Peoria hasn’t touched his pasta, and Justina hasn’t really made headway on her grilled chicken salad. She’s ordering like a girl, Peoria thinks, ordering a salad for a main course at dinner.
 
; “At Walter Reed, there were reading groups. Discussion groups. A reading group, one of the books we were given was Born on the Fourth of July by Ron Kovic. Have you ever read this book? It is a powerful, disturbing book—it gives lie to everything that we fought for in Vietnam, in Iraq, in most wars. My fellow soldiers, they couldn’t see it like that. They believed the book was interesting because it showed how bad VA care used to be, compared with what it is now. They found the positive message in the book—only in the modern-day American volunteer Army could you have soldiers find a positive message in that book, even the disfigured soldiers, soldiers with nine reconstructive operations on the face, soldiers whose arms have been sheared off at the shoulder, who cannot move anything below the Adam’s apple, only among these soldiers could you have someone say, ‘Born on the Fourth of July is a book about the improvement in health care.’”
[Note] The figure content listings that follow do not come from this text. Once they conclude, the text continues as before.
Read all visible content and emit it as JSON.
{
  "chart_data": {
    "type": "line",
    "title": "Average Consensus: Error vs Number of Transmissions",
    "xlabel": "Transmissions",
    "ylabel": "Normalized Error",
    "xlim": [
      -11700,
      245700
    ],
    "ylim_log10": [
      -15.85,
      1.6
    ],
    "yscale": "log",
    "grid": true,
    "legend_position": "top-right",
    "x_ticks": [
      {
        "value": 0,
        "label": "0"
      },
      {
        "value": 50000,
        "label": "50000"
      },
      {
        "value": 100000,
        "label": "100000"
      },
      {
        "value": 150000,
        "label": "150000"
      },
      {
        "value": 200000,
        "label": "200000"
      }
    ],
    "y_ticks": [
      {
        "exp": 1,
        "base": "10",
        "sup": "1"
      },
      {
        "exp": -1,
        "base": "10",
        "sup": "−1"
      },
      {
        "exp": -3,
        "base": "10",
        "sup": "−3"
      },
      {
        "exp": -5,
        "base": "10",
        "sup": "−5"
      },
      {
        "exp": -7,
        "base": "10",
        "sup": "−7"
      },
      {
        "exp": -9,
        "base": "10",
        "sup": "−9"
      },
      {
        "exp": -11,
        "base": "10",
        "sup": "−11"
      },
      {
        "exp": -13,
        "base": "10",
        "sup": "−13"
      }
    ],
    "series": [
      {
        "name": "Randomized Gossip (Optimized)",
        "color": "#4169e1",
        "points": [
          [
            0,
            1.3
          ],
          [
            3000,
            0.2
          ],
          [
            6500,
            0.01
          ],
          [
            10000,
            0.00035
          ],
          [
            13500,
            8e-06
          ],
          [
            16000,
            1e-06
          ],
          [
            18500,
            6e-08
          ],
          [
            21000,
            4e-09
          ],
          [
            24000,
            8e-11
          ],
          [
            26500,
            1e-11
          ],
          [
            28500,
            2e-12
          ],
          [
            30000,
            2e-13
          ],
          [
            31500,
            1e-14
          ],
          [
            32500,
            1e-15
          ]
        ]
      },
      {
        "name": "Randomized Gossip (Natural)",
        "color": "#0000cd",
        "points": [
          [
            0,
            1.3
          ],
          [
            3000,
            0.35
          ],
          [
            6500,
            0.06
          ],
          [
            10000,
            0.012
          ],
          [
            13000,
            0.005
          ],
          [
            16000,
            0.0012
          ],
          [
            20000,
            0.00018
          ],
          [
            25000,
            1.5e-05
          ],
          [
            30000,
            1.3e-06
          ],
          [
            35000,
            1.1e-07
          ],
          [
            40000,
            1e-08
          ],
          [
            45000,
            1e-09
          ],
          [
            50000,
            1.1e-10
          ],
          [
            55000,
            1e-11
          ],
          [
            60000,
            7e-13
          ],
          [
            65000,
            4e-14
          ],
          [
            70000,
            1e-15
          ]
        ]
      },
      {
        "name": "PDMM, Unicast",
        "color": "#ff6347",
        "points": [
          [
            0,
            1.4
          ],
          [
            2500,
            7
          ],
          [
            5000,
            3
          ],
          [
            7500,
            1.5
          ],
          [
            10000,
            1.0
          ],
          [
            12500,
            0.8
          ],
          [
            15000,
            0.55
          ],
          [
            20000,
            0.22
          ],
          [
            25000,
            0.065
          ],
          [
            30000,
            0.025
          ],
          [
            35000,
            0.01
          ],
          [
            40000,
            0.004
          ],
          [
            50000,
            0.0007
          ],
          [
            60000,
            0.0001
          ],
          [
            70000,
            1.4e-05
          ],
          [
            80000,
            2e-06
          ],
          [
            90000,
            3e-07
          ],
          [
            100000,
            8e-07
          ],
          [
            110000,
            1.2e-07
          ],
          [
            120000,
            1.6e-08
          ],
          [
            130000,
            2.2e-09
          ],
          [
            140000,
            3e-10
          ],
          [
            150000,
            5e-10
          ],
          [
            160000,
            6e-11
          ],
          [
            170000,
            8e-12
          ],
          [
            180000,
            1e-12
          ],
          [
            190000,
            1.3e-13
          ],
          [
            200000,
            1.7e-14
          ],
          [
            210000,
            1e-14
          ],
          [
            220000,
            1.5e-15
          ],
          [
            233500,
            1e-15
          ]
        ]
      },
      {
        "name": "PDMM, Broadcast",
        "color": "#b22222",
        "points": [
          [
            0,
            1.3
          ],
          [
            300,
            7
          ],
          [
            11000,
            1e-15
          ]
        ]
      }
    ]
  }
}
“I guess my question is, you didn’t think that the book was about improvements in health care? Sorry, I’ve like, only seen the movie, a long time ago.”
“No, it is not about health care. I found the book to be about transformation. Kovic’s trauma transforms him from the soldier, born on the Fourth of July, the patriot, to an influential antiwar activist. It is about how this spirit of resistance was in him the entire time but it was not until he was shot, twice, until he lost the movement in his legs, that he realized that the surface, the patriot, was not who he really was—or no, I should say that he was always a patriot, it is just that his expression of patriotism did not fully form until the trauma. What was hidden inside him was a true patriot, his true self, a self that was prepared to go out and take criticism for revealing the government’s lies. We are beyond that, we are beyond that, don’t you see? We have to know the government lies, there is no shocking us—every soldier, or most, with a brain, know on some level that the government lies. So the transformation in this war, well, it is very hard to be the same—the veteran who comes back and says ‘I was lied to’ is greeted with a shrug—well, yes, of course you were, didn’t you see Oliver Stone’s film with Tom Cruise in it?”